Introducing the Application Details page—the command center for every opportunity, built for deeper insights and total control

Summary

I have a ton of scrap wood (woodworking is my hobby) and time to spare in my job search. So here I am coding Snuky by the bonfire—finishing a new feature that enables me to take control of each job opportunity and refine my process for other job opportunities.

Issues Encountered

Drizzle ORM

I chose Drizzle ORM for Snuky because I like exploring new technologies. I've used Prisma, Sequelize, and Postgres.js for most of my JavaScript career and don't have issues with them, but I prefer not to rely on the same tools repeatedly. Drizzle is new to me and I want to see how intuitive it is and how it compares to what I've already used.

Interoperability

When I migrated the project from using SQLite to Postgres, I had to change my Drizzle ORM queries. For example, here's some code showing how to get my resumes using SQLite and Postgres implementations. I'm using drizzle-orm@~0.45.2 here btw.

const db = drizzle(/* configs */)
 
// SQLite impl
const result = await db
  .select()
  .from(resumes)
  .where(eq(resumes.id, Number(id)))
  .get();
 
// Postgres impl
const results = await db
  .select()
  .from(resumes)
  .where(eq(resumes.id, Number(id)))
 
const result = results?.[0]

As you can above, the SQLite implementation can return a result in a single chained call. The Postgres implementation does not have a .get() method, so I had to figure out how to get a single result from the query—make the query and get the first element of the possibly returned array.

My expectation with interoperable code here is: devs should be able to switch their database without having to modify their code. Granted, the code is not far off from being able to do this, but being a little off can degrade the developer experience (if you add missing documentation to this, then it's degraded a bit more).

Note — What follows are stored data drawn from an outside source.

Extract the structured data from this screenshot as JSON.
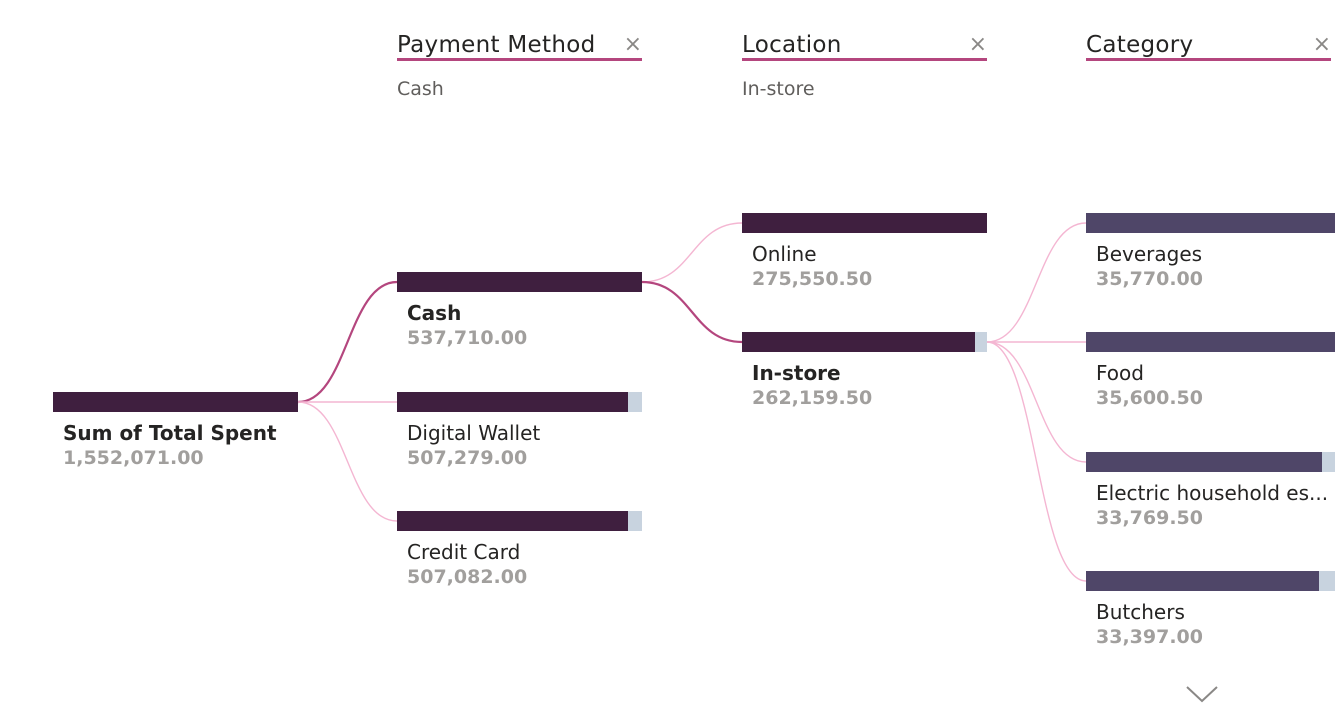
{
  "chart_data": {
    "type": "decomposition-tree",
    "root": {
      "label": "Sum of Total Spent",
      "value": "1,552,071.00"
    },
    "levels": [
      {
        "title": "Payment Method",
        "selected": "Cash",
        "nodes": [
          {
            "label": "Cash",
            "value": "537,710.00",
            "amount": 537710.0
          },
          {
            "label": "Digital Wallet",
            "value": "507,279.00",
            "amount": 507279.0
          },
          {
            "label": "Credit Card",
            "value": "507,082.00",
            "amount": 507082.0
          }
        ]
      },
      {
        "title": "Location",
        "selected": "In-store",
        "nodes": [
          {
            "label": "Online",
            "value": "275,550.50",
            "amount": 275550.5
          },
          {
            "label": "In-store",
            "value": "262,159.50",
            "amount": 262159.5
          }
        ]
      },
      {
        "title": "Category",
        "selected": "",
        "nodes": [
          {
            "label": "Beverages",
            "value": "35,770.00",
            "amount": 35770.0
          },
          {
            "label": "Food",
            "value": "35,600.50",
            "amount": 35600.5
          },
          {
            "label": "Electric household es...",
            "value": "33,769.50",
            "amount": 33769.5
          },
          {
            "label": "Butchers",
            "value": "33,397.00",
            "amount": 33397.0
          }
        ]
      }
    ],
    "close_glyph": "×",
    "colors": {
      "bar_dark": "#3f1f3f",
      "bar_category": "#4f4668",
      "bar_track": "#c8d3df",
      "path_selected": "#b4467e",
      "path_other": "#f4b6d2",
      "header_underline": "#b4467e"
    },
    "icons": {
      "more": "chevron-down-icon",
      "close": "close-icon"
    }
  }
}
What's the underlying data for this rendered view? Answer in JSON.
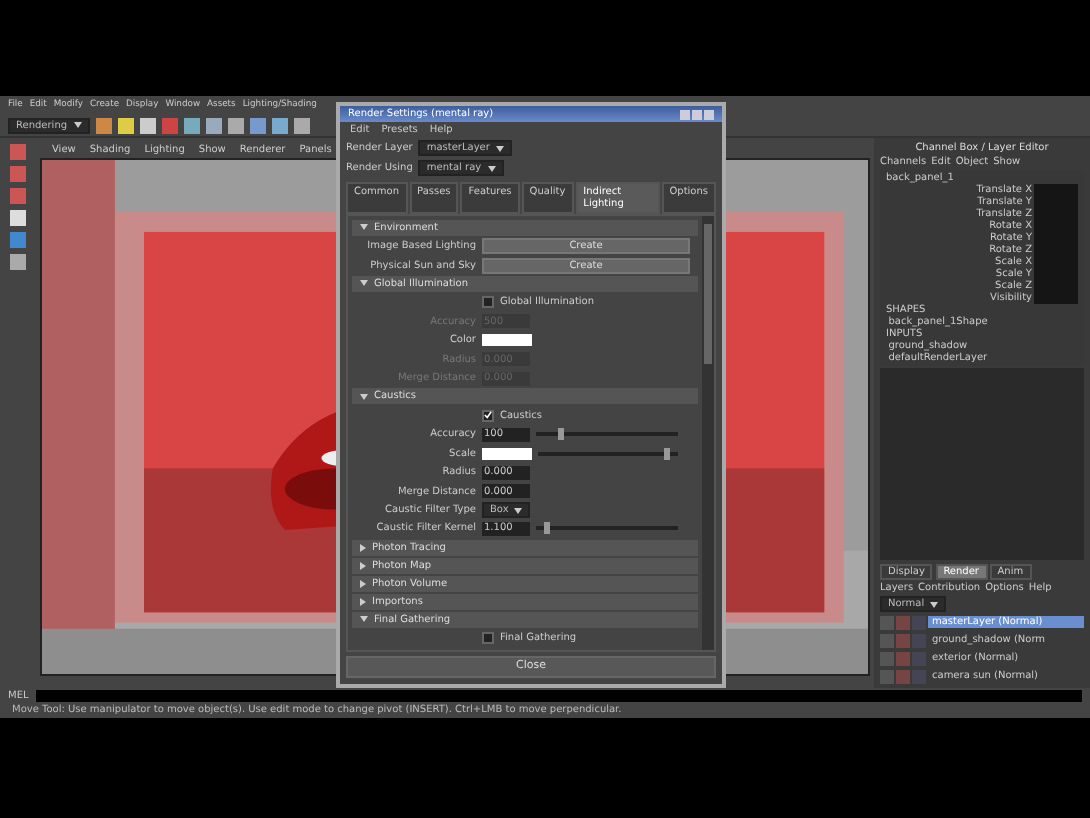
{
  "menu": [
    "File",
    "Edit",
    "Modify",
    "Create",
    "Display",
    "Window",
    "Assets",
    "Lighting/Shading"
  ],
  "mode": "Rendering",
  "viewport": {
    "menu": [
      "View",
      "Shading",
      "Lighting",
      "Show",
      "Renderer",
      "Panels"
    ]
  },
  "dialog": {
    "title": "Render Settings (mental ray)",
    "menu": [
      "Edit",
      "Presets",
      "Help"
    ],
    "fields": [
      {
        "label": "Render Layer",
        "value": "masterLayer"
      },
      {
        "label": "Render Using",
        "value": "mental ray"
      }
    ],
    "tabs": [
      {
        "label": "Common",
        "selected": false
      },
      {
        "label": "Passes",
        "selected": false
      },
      {
        "label": "Features",
        "selected": false
      },
      {
        "label": "Quality",
        "selected": false
      },
      {
        "label": "Indirect Lighting",
        "selected": true
      },
      {
        "label": "Options",
        "selected": false
      }
    ],
    "sections": [
      {
        "title": "Environment",
        "expanded": true,
        "rows": [
          {
            "kind": "button",
            "label": "Image Based Lighting",
            "button": "Create"
          },
          {
            "kind": "button",
            "label": "Physical Sun and Sky",
            "button": "Create"
          }
        ]
      },
      {
        "title": "Global Illumination",
        "expanded": true,
        "rows": [
          {
            "kind": "checkbox",
            "label": "Global Illumination",
            "checked": false
          },
          {
            "kind": "number",
            "label": "Accuracy",
            "value": "500",
            "disabled": true
          },
          {
            "kind": "color",
            "label": "Color",
            "disabled": false
          },
          {
            "kind": "number",
            "label": "Radius",
            "value": "0.000",
            "disabled": true
          },
          {
            "kind": "number",
            "label": "Merge Distance",
            "value": "0.000",
            "disabled": true
          }
        ]
      },
      {
        "title": "Caustics",
        "expanded": true,
        "rows": [
          {
            "kind": "checkbox",
            "label": "Caustics",
            "checked": true
          },
          {
            "kind": "slider",
            "label": "Accuracy",
            "value": "100",
            "level": 0.15,
            "disabled": false
          },
          {
            "kind": "color",
            "label": "Scale",
            "level": 0.9,
            "disabled": false
          },
          {
            "kind": "number",
            "label": "Radius",
            "value": "0.000",
            "disabled": false
          },
          {
            "kind": "number",
            "label": "Merge Distance",
            "value": "0.000",
            "disabled": false
          },
          {
            "kind": "select",
            "label": "Caustic Filter Type",
            "value": "Box"
          },
          {
            "kind": "slider",
            "label": "Caustic Filter Kernel",
            "value": "1.100",
            "level": 0.05,
            "disabled": false
          }
        ]
      },
      {
        "title": "Photon Tracing",
        "expanded": false
      },
      {
        "title": "Photon Map",
        "expanded": false
      },
      {
        "title": "Photon Volume",
        "expanded": false
      },
      {
        "title": "Importons",
        "expanded": false
      },
      {
        "title": "Final Gathering",
        "expanded": true,
        "rows": [
          {
            "kind": "checkbox",
            "label": "Final Gathering",
            "checked": false
          }
        ]
      }
    ],
    "close": "Close"
  },
  "channel_box": {
    "title": "Channel Box / Layer Editor",
    "menu": [
      "Channels",
      "Edit",
      "Object",
      "Show"
    ],
    "object": "back_panel_1",
    "attributes": [
      "Translate X",
      "Translate Y",
      "Translate Z",
      "Rotate X",
      "Rotate Y",
      "Rotate Z",
      "Scale X",
      "Scale Y",
      "Scale Z",
      "Visibility"
    ],
    "shapes_header": "SHAPES",
    "shapes": [
      "back_panel_1Shape"
    ],
    "inputs_header": "INPUTS",
    "inputs": [
      "ground_shadow",
      "defaultRenderLayer"
    ]
  },
  "layer_editor": {
    "tabs": [
      {
        "label": "Display",
        "selected": false
      },
      {
        "label": "Render",
        "selected": true
      },
      {
        "label": "Anim",
        "selected": false
      }
    ],
    "menu": [
      "Layers",
      "Contribution",
      "Options",
      "Help"
    ],
    "blend": "Normal",
    "layers": [
      {
        "name": "masterLayer (Normal)",
        "selected": true
      },
      {
        "name": "ground_shadow (Norm",
        "selected": false
      },
      {
        "name": "exterior (Normal)",
        "selected": false
      },
      {
        "name": "camera sun (Normal)",
        "selected": false
      }
    ]
  },
  "command_label": "MEL",
  "help_line": "Move Tool: Use manipulator to move object(s). Use edit mode to change pivot (INSERT). Ctrl+LMB to move perpendicular."
}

Being on drizzle-orm v0.x, I did try using drizzle-orm v1.x and it didn't make a difference with interoperability. I still had to change my code.

Migrations

I had a difficult time trying to get migrations to work. The error outputs aren't clear and sometimes there are no errors. Sometimes drizzle-kit just fails silently, and I'm not the only one experiencing these issues. See the related issue and pull request below.

I spent about 4 hours trying to get migrations to work for me. I even tried using the internal migrate() function and couldn't get that to work for me (still encountered silent failures).

Documentation

There's a documentation-driven article on GitHub somewhere that states (words to this effect), "If it's not documented, it doesn't exist. If it's documented incorrectly, it's broken." In Drizzle ORM's case, there are many things undocumented, yet the product seems feature-rich. I do wish their documentation was more verbose and broken down Barney style like Team Treehouse videos because I feel this product can be very intuitive. I did fork the repo with plans to write some documentation for them, but that's a low priority for me right now.